I noticed that there’s something weird happening as the avg loss, classification and regression are output-ing as “nan” halfway through the epoch. Not sure why this is happening.

Please help

Hi @user122459, normally onnx_export.py will select your best model (in the case of SSD models, the one with the lowest loss in the filename), however since the loss is NaN it is unable to do this. So you can run it manually like so:

$ python3 onnx_export.py --input=models/detections/mb1-ssd-Epoch-0-Loss-nan.pth --labels=models/detections/labels.txt --output=models/detections/ssd-mobilenet.onnx

However, this issue with the inf/nan losses will mean that your model is unlikely to detect your objects correctly. Typically you want to debug which item(s) in your training dataset are causing the inf/nan loss.
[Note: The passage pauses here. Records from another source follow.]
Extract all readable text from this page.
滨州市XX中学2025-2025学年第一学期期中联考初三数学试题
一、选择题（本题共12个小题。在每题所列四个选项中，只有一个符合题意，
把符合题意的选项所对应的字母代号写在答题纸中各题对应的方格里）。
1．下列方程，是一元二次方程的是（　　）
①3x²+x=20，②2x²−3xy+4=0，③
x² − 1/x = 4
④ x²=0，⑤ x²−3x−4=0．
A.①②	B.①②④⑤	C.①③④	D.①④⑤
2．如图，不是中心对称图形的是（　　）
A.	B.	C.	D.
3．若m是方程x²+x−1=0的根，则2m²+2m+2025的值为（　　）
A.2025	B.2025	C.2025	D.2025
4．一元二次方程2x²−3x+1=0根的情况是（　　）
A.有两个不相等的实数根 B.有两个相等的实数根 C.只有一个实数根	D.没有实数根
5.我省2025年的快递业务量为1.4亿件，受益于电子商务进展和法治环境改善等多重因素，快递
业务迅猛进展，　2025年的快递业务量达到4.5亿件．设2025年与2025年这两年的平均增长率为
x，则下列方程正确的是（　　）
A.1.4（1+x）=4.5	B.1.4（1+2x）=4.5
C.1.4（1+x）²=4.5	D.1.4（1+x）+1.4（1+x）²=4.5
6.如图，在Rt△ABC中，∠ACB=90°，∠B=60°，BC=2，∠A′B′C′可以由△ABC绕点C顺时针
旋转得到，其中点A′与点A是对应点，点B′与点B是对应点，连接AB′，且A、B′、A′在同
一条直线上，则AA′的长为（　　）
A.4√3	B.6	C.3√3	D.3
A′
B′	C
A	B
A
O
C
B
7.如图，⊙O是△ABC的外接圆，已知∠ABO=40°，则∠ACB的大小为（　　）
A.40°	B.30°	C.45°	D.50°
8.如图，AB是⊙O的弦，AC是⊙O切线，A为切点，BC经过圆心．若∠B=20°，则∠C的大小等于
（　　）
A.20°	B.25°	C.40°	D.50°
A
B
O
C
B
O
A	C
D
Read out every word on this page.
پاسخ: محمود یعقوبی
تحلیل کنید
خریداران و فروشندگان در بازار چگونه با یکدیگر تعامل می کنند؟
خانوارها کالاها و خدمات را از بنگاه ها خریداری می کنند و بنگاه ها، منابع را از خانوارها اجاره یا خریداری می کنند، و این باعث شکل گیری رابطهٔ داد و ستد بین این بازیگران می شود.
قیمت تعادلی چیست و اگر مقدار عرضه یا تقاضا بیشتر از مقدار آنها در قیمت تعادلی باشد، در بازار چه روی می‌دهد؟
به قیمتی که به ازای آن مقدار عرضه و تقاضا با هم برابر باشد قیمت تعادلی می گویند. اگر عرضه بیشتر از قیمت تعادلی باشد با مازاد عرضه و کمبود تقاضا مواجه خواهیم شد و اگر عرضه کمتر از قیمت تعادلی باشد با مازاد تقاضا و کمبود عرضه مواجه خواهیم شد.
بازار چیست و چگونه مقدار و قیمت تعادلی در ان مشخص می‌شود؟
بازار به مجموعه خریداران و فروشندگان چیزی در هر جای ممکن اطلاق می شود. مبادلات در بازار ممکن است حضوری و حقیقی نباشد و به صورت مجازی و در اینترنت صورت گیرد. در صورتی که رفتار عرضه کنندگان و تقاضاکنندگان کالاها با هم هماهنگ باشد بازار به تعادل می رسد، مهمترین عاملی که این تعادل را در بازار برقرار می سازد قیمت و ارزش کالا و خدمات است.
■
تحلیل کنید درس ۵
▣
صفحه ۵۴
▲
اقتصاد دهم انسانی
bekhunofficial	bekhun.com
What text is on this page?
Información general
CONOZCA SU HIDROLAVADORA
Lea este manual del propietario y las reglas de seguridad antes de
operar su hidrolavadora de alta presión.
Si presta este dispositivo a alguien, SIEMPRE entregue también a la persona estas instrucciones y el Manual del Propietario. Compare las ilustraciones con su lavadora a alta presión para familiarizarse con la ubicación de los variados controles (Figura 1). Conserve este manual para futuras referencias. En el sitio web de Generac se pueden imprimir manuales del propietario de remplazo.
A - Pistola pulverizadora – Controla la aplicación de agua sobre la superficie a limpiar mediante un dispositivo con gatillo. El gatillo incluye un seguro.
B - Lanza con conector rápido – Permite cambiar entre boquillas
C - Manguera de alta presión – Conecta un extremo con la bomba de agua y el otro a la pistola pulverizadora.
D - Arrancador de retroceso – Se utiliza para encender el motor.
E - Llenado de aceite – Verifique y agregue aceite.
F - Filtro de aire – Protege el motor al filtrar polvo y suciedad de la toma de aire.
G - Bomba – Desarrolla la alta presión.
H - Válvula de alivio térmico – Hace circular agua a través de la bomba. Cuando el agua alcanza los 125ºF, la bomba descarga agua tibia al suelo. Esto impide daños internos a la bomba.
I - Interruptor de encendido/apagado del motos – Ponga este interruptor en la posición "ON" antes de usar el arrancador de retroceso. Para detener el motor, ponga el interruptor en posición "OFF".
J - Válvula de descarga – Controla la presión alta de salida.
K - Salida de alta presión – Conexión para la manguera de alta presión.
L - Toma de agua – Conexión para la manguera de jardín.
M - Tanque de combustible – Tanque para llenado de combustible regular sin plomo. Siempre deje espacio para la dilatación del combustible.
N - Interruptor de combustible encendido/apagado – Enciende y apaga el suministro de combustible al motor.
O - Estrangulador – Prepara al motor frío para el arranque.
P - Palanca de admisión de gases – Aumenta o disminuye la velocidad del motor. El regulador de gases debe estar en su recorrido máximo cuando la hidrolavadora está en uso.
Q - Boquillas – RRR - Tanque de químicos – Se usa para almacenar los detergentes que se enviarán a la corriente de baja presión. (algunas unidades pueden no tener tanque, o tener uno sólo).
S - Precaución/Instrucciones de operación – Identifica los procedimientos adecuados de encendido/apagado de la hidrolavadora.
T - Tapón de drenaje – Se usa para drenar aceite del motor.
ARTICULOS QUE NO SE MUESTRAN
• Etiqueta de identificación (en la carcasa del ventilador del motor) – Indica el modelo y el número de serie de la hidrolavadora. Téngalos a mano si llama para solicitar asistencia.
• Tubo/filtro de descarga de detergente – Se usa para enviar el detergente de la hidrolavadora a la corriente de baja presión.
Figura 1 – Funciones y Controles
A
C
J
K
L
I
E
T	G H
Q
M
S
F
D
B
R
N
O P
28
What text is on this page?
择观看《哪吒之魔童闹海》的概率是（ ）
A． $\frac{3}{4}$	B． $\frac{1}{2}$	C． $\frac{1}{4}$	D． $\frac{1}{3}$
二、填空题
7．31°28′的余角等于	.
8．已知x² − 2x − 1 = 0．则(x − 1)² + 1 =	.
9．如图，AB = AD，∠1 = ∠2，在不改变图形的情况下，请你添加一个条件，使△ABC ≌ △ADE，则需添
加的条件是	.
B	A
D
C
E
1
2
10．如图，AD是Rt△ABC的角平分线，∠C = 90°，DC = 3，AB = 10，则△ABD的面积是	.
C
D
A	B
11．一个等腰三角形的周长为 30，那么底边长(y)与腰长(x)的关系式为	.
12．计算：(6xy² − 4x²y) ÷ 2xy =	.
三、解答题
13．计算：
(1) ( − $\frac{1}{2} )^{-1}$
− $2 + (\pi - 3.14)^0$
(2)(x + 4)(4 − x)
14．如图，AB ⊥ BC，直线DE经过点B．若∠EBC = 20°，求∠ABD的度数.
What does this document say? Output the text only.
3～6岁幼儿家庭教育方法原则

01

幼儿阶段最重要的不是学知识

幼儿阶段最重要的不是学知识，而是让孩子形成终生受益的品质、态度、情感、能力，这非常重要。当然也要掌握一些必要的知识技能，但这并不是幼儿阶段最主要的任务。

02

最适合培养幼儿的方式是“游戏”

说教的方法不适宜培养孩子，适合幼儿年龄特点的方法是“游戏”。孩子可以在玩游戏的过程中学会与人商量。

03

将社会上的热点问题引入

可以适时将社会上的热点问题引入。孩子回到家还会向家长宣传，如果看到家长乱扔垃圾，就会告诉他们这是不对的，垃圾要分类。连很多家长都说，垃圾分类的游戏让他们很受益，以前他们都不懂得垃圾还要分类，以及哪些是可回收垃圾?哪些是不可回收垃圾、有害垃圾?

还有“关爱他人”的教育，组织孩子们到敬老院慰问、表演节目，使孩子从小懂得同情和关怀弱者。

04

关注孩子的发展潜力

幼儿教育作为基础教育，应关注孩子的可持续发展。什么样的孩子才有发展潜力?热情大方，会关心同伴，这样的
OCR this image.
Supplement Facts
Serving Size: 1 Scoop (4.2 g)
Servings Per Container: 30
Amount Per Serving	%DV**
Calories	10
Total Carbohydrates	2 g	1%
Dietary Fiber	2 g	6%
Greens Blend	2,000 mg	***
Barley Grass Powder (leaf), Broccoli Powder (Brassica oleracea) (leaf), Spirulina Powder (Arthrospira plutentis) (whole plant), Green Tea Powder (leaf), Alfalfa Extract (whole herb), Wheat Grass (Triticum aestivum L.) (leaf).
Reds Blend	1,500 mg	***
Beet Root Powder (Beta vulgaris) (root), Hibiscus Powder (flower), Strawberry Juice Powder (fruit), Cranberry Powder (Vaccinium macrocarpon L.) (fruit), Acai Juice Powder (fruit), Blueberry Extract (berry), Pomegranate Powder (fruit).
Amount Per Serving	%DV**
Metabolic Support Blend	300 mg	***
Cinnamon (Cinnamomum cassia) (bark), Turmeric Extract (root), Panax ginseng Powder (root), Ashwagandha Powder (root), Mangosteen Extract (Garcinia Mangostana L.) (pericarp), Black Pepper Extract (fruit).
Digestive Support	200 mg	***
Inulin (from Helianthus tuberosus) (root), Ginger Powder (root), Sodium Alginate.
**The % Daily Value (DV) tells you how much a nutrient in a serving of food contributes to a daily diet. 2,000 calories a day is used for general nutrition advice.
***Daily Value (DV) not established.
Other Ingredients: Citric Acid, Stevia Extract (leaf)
To do this, I recommend uncommenting this line of code:

https://github.com/dusty-nv/pytorch-ssd/blob/3f9ba554e33260c8c493a927d7c4fdaa3f388e72/vision/datasets/voc_dataset.py#L76

And then running train_ssd.py with the options --batch-size=1 --workers=1 --debug-steps=1
Then the image ID that gets printed out directly before the inf/nan loss is the one that is causing the issue.
Then you can drill down and inspect that image’s XML file to see if anything is awry (or remove it)

This topic was automatically closed 14 days after the last reply. New replies are no longer allowed.